1.2, Westfield clock tower
(a) h / 1.6 = 25 / 1 = 25.
(b) h = 1.6 × 25 = 40 m.
This is AAA similarity again, same sun angle.
1.3, Hawkesbury River width
By AAA similarity, AM / AP = PM' / BP.
AM / 11 = 4 / 3, so AM = 11 × 4 / 3 = 44/3 ≈ 14.7 m.
The two right triangles share the angle at the sighting point C, plus both have a right angle, so they are similar.
1.4, Parramatta ramp
(a) The small triangle has slope length 1.5 m and the stick's vertical height 1 m. The full ramp has slope length 9 m. Scale factor k = 9 / 1.5 = 6.
Vertical rise of the ramp = 1 × 6 = 6 m.
(b) AAA: both right triangles share the slope angle and both have a right angle where the vertical meets the ground.
1.5, Triangle in a triangle
AB = AD + DB = 4 + 6 = 10 cm.
△ADE ~ △ABC by AAA (DE ∥ BC gives equal corresponding angles, ∠A is common).
Scale factor k = AD / AB = 4 / 10 = 2/5.
DE = BC × k = 15 × (2/5) = 6 cm.
2.1, Explain your thinking (sample response)
My friend is wrong: Pythagoras tells us the third side of a right triangle when we know the other two, but it does not link two different right triangles.

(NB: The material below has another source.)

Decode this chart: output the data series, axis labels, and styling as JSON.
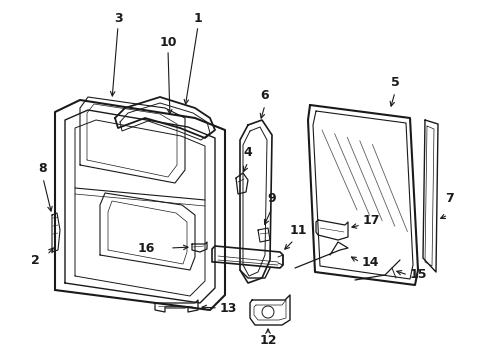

Shadow problems link two different triangles, the small one made by the stick and its shadow, and the large one made by the tree and its shadow. These triangles are similar by AAA because both have a right angle at the ground and the sun's parallel rays make the same angle of elevation in both. So the correct setup is a proportion: height of tree / height of stick = shadow of tree / shadow of stick. For example, a 2 m stick casting a 1.5 m shadow at the same time as a tree casting a 12 m shadow gives h / 2 = 12 / 1.5, so the tree is 16 m tall.
Marking: 1 for naming AAA as the test, 1 for the parallel-rays reason, 1 for writing the proportion in symbols, 1 for a worked numerical example with a height result.